Wednesday, January 9, 2019

big change

High pressure settled in during the rest of the week, keeping temperatures cold in Salt Lake Valley and warmer up in the mountains, with no new snow.  The next weather system was due to move into the area Saturday night which meant that skiing on Saturday was way different than skiing on Tuesday: it was at least twenty degrees warmer and the increasing clouds meant flat light.  It wasn't very crowded and we took five runs on Collins to start, only having to share chairs with strangers a couple of times. 

The snow was firm but not frozen on the groomers; off-piste was weird in that it wasn't hard but it felt tough, scoured by the winds into shapes that, were it to warm up and freeze over, would be awful to ski on.  As it was, the best snow of the day was found on the bottom third of Extrovert, with soft-ish and smallish bumps.  We got there by skiing the top of Rollercoaster, crossing through the trees of Amen and climbing out of the gully under the lift towers.  While skiing the Sugarloaf chair, we also did a Razorback/Cabin Run combination and found rocks surfacing on Razorback that had been successfully covered just days before.

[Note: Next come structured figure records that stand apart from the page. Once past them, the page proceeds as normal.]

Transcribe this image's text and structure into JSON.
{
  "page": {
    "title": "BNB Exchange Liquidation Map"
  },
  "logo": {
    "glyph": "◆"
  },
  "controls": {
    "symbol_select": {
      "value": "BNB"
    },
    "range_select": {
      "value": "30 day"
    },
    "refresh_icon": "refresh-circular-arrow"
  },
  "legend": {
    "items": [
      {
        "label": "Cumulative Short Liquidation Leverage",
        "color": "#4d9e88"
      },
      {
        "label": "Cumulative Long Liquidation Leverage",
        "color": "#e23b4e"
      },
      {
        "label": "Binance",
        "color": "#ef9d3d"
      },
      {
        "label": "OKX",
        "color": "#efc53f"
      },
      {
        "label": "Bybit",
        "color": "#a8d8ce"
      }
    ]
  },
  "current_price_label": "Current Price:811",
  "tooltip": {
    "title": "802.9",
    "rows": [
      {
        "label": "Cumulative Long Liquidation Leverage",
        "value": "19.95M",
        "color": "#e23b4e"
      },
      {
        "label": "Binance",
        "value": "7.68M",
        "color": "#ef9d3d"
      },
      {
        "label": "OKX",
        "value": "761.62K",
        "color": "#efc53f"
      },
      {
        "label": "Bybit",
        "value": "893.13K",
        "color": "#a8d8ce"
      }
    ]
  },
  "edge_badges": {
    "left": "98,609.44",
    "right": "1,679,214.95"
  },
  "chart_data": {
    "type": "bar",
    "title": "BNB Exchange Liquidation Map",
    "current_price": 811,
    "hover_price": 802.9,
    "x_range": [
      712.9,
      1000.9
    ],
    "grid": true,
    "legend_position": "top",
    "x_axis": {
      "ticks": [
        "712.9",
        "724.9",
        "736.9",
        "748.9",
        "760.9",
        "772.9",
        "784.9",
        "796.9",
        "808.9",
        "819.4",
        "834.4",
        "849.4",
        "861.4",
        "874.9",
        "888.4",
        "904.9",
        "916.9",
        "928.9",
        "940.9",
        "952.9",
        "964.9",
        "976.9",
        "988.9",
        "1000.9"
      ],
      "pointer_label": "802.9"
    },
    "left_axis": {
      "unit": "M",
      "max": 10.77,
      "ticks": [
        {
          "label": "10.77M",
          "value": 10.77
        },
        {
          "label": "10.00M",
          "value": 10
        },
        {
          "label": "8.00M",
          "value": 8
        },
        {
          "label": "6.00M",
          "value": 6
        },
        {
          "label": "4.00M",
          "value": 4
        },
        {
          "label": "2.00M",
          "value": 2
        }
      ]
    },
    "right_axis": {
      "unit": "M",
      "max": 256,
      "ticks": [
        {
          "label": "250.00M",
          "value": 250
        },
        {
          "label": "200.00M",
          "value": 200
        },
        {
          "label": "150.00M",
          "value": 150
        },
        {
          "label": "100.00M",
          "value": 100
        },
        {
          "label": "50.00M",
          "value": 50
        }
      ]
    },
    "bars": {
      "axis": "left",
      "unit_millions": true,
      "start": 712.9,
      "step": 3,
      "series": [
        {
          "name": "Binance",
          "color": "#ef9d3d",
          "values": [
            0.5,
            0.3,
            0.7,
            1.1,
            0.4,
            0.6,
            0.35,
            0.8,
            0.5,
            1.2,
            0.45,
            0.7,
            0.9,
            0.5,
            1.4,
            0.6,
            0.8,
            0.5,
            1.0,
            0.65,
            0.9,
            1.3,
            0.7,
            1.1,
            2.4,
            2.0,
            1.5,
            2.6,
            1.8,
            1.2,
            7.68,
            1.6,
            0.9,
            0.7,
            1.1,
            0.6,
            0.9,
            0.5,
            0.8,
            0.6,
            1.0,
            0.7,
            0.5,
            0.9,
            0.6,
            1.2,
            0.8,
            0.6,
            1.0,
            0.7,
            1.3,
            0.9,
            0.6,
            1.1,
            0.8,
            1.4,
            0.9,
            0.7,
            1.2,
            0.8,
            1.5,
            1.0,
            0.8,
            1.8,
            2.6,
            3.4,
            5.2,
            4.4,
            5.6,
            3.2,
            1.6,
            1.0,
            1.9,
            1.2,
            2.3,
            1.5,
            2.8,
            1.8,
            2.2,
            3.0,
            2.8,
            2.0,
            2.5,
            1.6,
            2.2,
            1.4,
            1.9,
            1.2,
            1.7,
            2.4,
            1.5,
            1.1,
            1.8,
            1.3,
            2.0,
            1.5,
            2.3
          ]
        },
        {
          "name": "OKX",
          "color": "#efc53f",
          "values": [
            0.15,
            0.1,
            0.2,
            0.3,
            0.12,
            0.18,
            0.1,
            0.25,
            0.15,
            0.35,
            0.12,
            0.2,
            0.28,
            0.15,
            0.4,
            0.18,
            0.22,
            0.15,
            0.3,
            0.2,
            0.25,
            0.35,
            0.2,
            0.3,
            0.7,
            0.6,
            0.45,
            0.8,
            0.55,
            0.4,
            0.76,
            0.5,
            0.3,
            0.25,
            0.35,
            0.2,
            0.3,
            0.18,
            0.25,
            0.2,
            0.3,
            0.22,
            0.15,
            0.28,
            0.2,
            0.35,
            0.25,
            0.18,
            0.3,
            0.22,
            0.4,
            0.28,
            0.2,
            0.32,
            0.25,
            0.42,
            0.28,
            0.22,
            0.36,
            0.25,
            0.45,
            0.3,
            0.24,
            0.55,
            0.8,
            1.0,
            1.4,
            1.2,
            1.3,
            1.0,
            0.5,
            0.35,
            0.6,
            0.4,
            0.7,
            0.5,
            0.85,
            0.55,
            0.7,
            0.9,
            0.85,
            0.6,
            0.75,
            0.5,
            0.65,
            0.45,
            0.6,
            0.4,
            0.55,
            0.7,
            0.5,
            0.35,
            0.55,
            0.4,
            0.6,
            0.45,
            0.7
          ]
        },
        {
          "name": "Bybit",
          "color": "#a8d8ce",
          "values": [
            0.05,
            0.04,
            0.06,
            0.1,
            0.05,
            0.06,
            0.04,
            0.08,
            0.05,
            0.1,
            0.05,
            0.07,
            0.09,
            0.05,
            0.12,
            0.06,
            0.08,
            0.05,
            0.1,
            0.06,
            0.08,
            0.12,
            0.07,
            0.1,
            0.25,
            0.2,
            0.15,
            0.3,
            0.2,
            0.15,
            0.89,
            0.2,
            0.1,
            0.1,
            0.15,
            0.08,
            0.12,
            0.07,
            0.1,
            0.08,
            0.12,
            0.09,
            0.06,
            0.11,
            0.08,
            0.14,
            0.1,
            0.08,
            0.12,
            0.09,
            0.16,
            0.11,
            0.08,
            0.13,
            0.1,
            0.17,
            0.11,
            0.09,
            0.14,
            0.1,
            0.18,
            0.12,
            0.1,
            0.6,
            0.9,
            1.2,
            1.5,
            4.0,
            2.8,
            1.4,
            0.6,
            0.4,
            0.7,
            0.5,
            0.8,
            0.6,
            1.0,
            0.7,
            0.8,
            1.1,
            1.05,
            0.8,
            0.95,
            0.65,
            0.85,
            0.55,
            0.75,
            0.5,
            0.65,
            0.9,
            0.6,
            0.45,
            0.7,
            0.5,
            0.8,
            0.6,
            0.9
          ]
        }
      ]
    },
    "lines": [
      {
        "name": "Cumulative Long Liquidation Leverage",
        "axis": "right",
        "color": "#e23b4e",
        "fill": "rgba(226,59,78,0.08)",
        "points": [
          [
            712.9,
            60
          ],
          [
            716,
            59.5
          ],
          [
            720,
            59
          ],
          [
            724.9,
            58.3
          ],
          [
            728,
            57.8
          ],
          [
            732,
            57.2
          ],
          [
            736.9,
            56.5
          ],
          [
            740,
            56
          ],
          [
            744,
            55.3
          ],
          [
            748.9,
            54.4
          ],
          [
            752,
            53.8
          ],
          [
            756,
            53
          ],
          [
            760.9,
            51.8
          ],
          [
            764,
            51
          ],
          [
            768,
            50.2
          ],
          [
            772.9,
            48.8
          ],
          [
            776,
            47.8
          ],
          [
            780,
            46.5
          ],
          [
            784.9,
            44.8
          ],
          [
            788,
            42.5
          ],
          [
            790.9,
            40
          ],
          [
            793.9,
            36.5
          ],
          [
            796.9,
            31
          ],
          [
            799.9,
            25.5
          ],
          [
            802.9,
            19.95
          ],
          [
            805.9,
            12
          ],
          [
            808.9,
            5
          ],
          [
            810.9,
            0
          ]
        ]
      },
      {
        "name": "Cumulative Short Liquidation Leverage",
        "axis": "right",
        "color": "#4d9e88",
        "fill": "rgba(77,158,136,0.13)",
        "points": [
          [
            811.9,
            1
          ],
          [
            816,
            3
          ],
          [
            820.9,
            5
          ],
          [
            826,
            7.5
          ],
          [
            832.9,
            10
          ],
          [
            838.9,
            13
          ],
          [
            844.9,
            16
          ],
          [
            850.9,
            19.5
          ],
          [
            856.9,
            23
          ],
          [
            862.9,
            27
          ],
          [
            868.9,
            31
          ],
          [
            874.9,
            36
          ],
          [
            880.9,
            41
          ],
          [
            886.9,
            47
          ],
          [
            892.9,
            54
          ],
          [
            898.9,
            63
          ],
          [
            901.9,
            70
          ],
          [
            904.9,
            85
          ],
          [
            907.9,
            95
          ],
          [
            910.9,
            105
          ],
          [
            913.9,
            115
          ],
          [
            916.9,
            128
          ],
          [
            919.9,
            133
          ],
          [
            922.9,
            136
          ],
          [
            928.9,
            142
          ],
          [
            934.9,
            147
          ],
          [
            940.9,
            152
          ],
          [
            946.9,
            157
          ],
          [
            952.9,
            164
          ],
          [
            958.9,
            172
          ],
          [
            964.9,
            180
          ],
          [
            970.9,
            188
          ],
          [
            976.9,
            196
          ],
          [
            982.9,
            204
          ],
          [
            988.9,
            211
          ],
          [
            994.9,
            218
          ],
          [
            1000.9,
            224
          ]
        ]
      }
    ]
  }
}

Supreme had very little lift line for most of the day so we spent some time there.  East Castle was open - somewhat surprisingly, because the coverage looked a little thin from where we were standing - and while we didn't do the hike up in there ourselves, we did go into the trees beneath it three times, twice from the high gate at the end of the cat track from the top of Supreme and once from the low gate at the end of Rock N Roll.  The ungroomed snow was pretty heavy and it was safer to follow previous skiers' tracks to avoid wrenching a knee.

Supreme chair selfie

We finished up with a couple of runs back on Collins.  Since the base temperature was around 40 F (!!), I had hoped the snow would have softened.  It hadn't, or not as much as I had imagined, and the light was really, really flat, so we wrapped things up and caught the 2:30 p.m. bus home.